"This is a long-called-for step recognising the bond between healing, dignity and the health and wellbeing of members of the Stolen Generations, their families and their communities," Morrison told Parliament.
"To say formally not just that we're deeply sorry for what happened, but that we will take responsibility for it," Morrison added.
Pat Turner, the Northern Territory-based Indigenous chief executive officer of the National Aboriginal Community-Controlled Health Organisation, welcomed the compensation, which was recommended in 1997 by a government inquiry into the Stolen Generations.
"Many of our people have passed, including my mother, so it's a sad day for those who have passed, but it's a good day for those who have survived," Turner told Australian Broadcasting Corp.
Turner's mother Emma Turner had been taken from her own mother in the 1920s and they didn't reunite until the 1970s.
"It will never replace growing up with family, you can never replace that," she added. "I hope this will give some relief to the survivors of the Stolen Generations."
Indigenous Australians account for 3 per cent of the population and have poorer health, lower education levels and shorter life expectancies than other ethnic groups. Indigenous adults account for 2 per cent of the Australian population and 27 per cent of the prison population.

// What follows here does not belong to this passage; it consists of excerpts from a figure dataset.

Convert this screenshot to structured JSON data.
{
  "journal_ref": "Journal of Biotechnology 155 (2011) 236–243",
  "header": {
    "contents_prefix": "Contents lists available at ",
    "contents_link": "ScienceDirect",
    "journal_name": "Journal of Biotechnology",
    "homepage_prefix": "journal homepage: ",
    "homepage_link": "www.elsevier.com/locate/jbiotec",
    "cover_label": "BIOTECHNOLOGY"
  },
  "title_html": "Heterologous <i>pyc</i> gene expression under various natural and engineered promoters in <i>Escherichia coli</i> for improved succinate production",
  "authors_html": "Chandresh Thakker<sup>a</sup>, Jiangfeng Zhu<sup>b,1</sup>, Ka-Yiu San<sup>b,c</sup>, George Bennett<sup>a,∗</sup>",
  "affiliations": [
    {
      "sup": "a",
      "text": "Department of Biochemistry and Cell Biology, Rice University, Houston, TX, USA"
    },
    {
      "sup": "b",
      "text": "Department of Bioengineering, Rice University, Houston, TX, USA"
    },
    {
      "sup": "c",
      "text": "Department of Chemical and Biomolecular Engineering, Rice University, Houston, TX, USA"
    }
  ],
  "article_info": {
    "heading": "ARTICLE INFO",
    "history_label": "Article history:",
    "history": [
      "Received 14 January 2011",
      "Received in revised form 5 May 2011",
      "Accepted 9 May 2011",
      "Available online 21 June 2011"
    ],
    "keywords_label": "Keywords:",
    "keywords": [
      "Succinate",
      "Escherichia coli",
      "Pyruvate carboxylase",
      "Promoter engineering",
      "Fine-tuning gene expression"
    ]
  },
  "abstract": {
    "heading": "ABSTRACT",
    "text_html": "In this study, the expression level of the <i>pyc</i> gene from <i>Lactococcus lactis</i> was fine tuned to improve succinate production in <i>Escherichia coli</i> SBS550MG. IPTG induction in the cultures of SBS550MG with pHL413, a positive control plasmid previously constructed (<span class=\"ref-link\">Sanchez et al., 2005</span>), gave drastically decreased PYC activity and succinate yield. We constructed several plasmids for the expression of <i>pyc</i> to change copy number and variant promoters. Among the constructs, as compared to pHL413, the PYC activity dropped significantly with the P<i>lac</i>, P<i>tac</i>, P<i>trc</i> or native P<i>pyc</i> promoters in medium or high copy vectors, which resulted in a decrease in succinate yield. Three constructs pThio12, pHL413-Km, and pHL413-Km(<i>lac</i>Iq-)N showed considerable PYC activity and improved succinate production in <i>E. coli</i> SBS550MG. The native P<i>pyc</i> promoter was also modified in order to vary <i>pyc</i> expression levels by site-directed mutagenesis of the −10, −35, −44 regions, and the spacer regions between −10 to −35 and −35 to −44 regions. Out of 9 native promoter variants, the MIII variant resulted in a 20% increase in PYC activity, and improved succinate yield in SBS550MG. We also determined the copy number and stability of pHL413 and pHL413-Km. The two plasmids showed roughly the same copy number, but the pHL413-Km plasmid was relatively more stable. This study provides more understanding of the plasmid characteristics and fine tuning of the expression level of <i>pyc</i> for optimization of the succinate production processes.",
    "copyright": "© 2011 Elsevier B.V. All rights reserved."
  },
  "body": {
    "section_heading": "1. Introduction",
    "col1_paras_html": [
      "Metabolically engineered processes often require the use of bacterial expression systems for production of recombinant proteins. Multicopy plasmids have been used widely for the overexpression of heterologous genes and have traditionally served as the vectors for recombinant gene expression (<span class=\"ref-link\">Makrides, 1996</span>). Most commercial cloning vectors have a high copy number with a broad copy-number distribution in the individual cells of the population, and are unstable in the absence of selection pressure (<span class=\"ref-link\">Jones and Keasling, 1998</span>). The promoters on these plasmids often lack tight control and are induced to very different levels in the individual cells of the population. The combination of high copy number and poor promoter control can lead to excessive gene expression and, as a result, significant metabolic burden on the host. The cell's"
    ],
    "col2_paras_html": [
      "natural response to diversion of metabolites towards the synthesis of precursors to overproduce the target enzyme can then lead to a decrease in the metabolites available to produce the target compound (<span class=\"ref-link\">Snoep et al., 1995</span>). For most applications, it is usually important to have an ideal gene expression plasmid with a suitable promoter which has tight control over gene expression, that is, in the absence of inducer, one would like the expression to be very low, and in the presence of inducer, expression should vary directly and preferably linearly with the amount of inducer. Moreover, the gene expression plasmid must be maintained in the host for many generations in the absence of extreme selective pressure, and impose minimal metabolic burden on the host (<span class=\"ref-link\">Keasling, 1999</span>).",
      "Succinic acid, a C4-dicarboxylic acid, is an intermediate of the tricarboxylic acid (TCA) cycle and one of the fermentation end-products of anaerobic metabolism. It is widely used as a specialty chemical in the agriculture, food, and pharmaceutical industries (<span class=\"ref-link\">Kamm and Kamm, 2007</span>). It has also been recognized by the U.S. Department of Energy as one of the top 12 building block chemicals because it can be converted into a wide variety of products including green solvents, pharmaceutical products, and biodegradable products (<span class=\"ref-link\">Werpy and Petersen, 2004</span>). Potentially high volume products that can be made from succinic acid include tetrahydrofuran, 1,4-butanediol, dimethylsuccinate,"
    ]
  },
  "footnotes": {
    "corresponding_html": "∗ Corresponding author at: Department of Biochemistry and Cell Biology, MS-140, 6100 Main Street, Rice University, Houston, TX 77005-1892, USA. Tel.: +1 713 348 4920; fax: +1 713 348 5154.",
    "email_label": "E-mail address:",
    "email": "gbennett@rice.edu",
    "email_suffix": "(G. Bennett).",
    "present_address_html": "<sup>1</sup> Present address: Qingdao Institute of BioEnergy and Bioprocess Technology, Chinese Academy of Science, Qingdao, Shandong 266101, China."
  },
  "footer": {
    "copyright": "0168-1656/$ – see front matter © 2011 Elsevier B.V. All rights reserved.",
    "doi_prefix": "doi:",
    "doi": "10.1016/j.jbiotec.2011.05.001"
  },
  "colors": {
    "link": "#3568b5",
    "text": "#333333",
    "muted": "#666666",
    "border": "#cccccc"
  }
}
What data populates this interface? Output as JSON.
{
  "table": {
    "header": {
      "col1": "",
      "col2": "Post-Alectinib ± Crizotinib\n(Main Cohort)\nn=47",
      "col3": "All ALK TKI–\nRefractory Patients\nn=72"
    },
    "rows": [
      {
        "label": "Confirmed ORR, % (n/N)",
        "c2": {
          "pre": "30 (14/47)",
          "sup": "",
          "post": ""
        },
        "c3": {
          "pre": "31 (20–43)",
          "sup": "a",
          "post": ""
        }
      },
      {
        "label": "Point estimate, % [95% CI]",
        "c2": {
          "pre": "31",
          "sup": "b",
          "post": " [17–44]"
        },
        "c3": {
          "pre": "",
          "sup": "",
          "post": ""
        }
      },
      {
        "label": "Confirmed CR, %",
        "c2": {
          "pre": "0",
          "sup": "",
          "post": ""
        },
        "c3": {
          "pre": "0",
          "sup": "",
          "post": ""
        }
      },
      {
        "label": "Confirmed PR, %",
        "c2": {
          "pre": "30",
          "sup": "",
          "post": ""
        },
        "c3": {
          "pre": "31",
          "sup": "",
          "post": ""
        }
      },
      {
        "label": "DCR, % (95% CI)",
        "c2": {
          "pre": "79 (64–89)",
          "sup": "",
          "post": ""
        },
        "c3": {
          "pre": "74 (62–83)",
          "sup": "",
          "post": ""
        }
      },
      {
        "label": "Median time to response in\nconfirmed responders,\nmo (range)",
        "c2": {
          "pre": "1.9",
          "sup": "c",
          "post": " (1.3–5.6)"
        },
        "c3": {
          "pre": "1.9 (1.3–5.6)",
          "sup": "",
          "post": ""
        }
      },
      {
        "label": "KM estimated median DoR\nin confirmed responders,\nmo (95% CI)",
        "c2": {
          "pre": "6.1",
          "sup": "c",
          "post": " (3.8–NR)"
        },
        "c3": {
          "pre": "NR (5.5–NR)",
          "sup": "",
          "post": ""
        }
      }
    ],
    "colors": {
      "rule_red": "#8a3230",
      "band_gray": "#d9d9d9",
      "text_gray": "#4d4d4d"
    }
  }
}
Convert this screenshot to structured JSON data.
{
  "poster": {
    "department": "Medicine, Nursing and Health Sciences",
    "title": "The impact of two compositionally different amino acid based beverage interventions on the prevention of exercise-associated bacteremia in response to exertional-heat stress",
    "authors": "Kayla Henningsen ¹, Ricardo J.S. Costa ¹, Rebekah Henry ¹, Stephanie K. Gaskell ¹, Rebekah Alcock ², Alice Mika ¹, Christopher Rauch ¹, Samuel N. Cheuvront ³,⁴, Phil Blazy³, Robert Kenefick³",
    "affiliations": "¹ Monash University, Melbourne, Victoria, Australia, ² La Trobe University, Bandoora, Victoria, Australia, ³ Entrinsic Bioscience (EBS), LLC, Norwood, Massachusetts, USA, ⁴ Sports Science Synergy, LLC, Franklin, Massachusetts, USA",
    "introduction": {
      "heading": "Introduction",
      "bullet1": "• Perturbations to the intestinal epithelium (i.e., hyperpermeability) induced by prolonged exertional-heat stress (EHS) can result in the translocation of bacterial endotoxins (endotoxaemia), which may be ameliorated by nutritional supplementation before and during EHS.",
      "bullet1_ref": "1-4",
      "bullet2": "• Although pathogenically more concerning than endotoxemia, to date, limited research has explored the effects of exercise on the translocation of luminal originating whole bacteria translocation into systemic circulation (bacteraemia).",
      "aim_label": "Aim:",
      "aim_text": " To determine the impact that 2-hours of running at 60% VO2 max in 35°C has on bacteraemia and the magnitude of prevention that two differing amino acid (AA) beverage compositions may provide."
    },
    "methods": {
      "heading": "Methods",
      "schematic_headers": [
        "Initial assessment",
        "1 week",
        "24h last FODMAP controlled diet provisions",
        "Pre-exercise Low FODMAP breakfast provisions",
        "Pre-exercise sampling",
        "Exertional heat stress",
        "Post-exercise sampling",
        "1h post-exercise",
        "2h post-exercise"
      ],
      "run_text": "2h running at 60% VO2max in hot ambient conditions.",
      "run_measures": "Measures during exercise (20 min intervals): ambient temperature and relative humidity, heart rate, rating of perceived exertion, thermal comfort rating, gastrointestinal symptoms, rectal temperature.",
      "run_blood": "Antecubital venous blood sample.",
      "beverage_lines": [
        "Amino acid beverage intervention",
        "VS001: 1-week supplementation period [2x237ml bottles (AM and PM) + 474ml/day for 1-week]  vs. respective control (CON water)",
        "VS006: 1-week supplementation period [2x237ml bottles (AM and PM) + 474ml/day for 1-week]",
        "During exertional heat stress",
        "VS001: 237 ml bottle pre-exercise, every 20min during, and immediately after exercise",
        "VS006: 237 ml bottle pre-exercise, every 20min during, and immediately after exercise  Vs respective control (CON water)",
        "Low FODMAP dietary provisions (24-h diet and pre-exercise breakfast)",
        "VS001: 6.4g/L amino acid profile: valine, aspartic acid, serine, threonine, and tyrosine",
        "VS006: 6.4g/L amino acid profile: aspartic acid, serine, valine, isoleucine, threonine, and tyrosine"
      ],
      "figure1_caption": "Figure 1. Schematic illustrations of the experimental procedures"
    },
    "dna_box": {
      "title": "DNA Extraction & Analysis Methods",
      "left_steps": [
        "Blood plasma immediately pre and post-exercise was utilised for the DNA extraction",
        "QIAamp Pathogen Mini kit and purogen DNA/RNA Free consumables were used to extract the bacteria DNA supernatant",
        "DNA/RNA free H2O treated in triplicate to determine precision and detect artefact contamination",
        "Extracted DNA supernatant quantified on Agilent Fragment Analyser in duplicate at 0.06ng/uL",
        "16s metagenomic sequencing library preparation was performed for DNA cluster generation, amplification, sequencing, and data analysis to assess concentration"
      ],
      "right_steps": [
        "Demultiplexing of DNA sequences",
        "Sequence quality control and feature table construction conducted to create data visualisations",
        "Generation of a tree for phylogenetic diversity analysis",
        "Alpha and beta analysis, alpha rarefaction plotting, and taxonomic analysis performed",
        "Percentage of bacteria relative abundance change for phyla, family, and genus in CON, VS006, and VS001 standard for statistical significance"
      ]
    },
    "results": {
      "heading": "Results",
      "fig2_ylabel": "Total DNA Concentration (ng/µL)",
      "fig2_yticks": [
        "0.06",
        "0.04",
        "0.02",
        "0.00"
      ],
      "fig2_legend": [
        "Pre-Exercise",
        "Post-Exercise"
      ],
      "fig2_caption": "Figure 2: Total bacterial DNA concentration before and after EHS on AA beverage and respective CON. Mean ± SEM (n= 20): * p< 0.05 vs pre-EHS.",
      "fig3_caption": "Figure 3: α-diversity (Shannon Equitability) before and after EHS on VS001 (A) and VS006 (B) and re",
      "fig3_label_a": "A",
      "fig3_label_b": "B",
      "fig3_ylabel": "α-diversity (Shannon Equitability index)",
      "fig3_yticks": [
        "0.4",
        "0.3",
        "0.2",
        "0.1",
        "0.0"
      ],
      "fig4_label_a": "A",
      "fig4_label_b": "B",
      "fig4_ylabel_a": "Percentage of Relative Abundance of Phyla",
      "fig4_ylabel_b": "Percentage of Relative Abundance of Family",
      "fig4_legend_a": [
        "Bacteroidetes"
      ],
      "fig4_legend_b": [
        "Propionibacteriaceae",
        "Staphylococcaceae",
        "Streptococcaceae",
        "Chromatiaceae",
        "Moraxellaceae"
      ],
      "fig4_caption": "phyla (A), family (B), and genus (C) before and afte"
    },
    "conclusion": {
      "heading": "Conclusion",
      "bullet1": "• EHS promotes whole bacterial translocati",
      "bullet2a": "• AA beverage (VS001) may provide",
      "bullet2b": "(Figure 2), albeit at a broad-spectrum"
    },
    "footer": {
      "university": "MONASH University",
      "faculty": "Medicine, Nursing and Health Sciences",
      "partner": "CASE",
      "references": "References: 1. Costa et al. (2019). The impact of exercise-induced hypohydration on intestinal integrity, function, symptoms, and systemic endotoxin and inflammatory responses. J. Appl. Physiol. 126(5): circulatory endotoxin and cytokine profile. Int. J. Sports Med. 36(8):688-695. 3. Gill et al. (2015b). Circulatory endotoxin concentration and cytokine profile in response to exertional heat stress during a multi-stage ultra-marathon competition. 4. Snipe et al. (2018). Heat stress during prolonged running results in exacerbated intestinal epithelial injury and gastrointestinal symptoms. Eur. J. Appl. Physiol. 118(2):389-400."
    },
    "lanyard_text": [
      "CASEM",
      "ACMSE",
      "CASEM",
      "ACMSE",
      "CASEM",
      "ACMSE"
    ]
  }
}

A centre-left Labor Party government launched the ambitious Closing the Gap initiative in 2008 aimed at achieving equality for Indigenous Australians in health and life expectancy within a generation.
But Morrison's conservative government last year scrapped the 12-year-old timetable, declaring the policy had failed.
Morrison said that among the most significant achievements of Australia's pandemic response were the facts that Covid-19 had been kept out of Outback Indigenous communities and no Indigenous Australian had died from coronavirus.